Fluxos e Rupturas: O Exemplo das Mudanças Climáticas
Os fluxos de conhecimento raramente são estáveis. Em momentos de convergência, ciência, política e sociedade operam alinhadas. Em outros, surgem rupturas semióticas, onde sistemas interpretativos se tornam incompatíveis. As mudanças climáticas são um exemplo claro dessa dinâmica. Por décadas, o aquecimento global permaneceu confinado ao âmbito científico. Gradualmente, porém, esses “signos” escaparam, com a mídia transformando gráficos em narrativas públicas, organizações internacionais convertendo projeções em acordos diplomáticos e empresas reinterpretando emissões de carbono como risco econômico. O resultado é a reorganização de infraestruturas urbanas e o reconhecimento de que o conhecimento científico promoveu alterações permanentes no metabolismo da sociedade.
O Painel Intergovernamental sobre Mudanças Climáticas (IPCC) é um ponto de transição crucial. Seus relatórios não impactam apenas pela compilação de dados, mas pela capacidade de promover uma convergência semiótica global. O IPCC organiza linguagens comuns entre ciência, diplomacia, economia e política internacional, funcionando como uma plataforma cientificamente embasada para a formulação de políticas públicas. Organizações como a FAO, OMS e IPBES atuam de forma similar, compilando relatórios respeitados e utilizando o conhecimento científico para modificar a semiosfera humana em diversos setores, como verdadeiras “cadeias de tradução”. A eficiência dessas cadeias é o que frequentemente diferencia uma descoberta que gera grandes transformações de uma que permanece invisível.
O Desafio da Circulação: Lições da Pandemia de COVID-19
A pandemia de COVID-19 ilustrou dramaticamente a importância dessas cadeias de tradução. Embora a humanidade tenha produzido uma quantidade extraordinária de informação científica em tempo recorde (sequenciamento genético, epidemiologia, imunologia), a circulação desse conhecimento encontrou sistemas sociais profundamente fragmentados. Enquanto alguns países viram a convergência entre ciência, política e comunicação pública, outros experimentaram um colapso semiótico.

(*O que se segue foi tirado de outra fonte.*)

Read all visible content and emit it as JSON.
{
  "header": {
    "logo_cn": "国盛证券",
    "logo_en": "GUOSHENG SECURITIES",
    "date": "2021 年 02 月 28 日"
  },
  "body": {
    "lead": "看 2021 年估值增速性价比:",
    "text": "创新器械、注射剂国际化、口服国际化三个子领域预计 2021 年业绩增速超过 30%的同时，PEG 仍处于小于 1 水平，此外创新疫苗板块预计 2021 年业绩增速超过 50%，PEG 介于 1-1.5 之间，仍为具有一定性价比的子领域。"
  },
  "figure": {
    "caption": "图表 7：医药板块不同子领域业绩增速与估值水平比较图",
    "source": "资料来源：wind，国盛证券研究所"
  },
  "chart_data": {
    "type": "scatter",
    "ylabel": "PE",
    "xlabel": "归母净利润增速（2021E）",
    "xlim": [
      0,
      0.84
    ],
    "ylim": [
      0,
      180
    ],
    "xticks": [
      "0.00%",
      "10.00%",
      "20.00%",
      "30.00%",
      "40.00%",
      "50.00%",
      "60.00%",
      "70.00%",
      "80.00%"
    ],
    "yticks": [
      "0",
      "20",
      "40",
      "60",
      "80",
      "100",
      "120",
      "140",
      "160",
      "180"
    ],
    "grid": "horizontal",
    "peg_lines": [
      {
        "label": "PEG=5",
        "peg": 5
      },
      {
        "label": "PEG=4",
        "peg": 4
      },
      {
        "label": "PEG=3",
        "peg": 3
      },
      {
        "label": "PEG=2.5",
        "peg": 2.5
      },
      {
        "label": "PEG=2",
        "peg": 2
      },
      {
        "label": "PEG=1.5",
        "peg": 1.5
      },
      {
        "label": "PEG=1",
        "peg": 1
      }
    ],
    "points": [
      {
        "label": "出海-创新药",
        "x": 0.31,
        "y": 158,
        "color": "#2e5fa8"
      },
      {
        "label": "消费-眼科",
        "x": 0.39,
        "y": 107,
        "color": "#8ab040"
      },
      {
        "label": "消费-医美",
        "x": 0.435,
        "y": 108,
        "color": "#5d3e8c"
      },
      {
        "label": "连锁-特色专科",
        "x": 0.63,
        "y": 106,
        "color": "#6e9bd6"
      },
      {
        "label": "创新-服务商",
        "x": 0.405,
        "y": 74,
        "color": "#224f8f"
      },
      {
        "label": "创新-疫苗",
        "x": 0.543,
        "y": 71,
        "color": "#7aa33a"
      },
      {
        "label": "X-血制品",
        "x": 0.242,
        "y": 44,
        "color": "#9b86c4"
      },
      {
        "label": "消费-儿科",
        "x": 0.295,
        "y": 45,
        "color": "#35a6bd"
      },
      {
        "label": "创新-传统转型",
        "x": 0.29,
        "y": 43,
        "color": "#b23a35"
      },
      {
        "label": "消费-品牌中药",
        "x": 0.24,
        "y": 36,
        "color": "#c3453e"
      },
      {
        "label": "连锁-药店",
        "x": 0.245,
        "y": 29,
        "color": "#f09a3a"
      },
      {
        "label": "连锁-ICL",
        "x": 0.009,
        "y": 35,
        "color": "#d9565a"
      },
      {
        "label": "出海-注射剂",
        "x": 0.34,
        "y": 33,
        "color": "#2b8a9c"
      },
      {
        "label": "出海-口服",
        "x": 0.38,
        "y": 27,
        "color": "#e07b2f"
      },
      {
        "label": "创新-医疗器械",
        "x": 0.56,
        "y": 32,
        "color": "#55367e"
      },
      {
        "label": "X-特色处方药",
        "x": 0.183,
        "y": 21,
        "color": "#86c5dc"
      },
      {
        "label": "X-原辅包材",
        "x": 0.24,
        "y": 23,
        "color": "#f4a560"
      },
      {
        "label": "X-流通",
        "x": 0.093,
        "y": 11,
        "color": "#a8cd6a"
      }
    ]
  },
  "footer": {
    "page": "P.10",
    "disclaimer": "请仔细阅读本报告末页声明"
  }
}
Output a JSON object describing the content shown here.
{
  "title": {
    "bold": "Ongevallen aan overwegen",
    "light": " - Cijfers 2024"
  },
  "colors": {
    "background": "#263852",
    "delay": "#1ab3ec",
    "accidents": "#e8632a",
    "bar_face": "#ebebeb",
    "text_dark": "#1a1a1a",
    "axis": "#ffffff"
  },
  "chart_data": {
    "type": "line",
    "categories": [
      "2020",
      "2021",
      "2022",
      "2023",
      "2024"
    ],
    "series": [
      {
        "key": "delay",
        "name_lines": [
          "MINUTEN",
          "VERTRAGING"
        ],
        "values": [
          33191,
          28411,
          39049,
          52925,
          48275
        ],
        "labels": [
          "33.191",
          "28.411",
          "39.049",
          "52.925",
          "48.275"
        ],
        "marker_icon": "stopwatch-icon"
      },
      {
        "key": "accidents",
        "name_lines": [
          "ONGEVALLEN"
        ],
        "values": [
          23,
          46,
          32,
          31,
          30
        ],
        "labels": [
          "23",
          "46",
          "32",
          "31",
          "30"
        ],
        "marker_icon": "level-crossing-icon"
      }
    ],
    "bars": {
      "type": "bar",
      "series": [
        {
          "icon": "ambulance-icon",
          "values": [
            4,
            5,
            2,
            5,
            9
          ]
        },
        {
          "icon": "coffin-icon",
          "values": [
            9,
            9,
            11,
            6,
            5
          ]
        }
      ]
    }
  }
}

Narrativas incompatíveis disputaram o espaço informacional, reduzindo drasticamente a capacidade de coordenação coletiva e resultando em um grande número de mortes evitáveis.
O Novo Papel da Ciência e das Universidades no Século 21
A ciência contemporânea enfrenta um novo problema: não basta produzir conhecimento; é fundamental compreender e, se possível, controlar como esse conhecimento circula no universo semiótico, gerando efeitos físicos que afetam a vida das pessoas. Essa realidade torna a ciência da informação, a semiótica e os sistemas complexos ferramentas essenciais para o século 21. A antiga separação entre produção e comunicação científicas é uma ilusão; o impacto real depende da interação contínua entre ambas.
Nesse cenário, as universidades desempenham um papel central, não apenas como geradoras de informação, mas como interfaces metabólicas entre diferentes sistemas sociais. Pesquisadores modernos não são apenas produtores de dados especializados; eles se tornaram participantes ativos na circulação de signos na semiosfera global. Quando escrevem artigos de opinião, participam de podcasts ou dialogam com gestores públicos, estão participando do metabolismo coletivo do conhecimento. Problemas complexos como mudanças climáticas, urbanização acelerada ou desigualdade social exigem estruturas mais “metabólicas” e menos compartimentalizadas nas instituições acadêmicas, que ainda operam sob modelos do século 19. O futuro da ciência reside na capacidade de integrar sistemas simbólicos distintos, transformando signos em matéria e reorganização coletiva.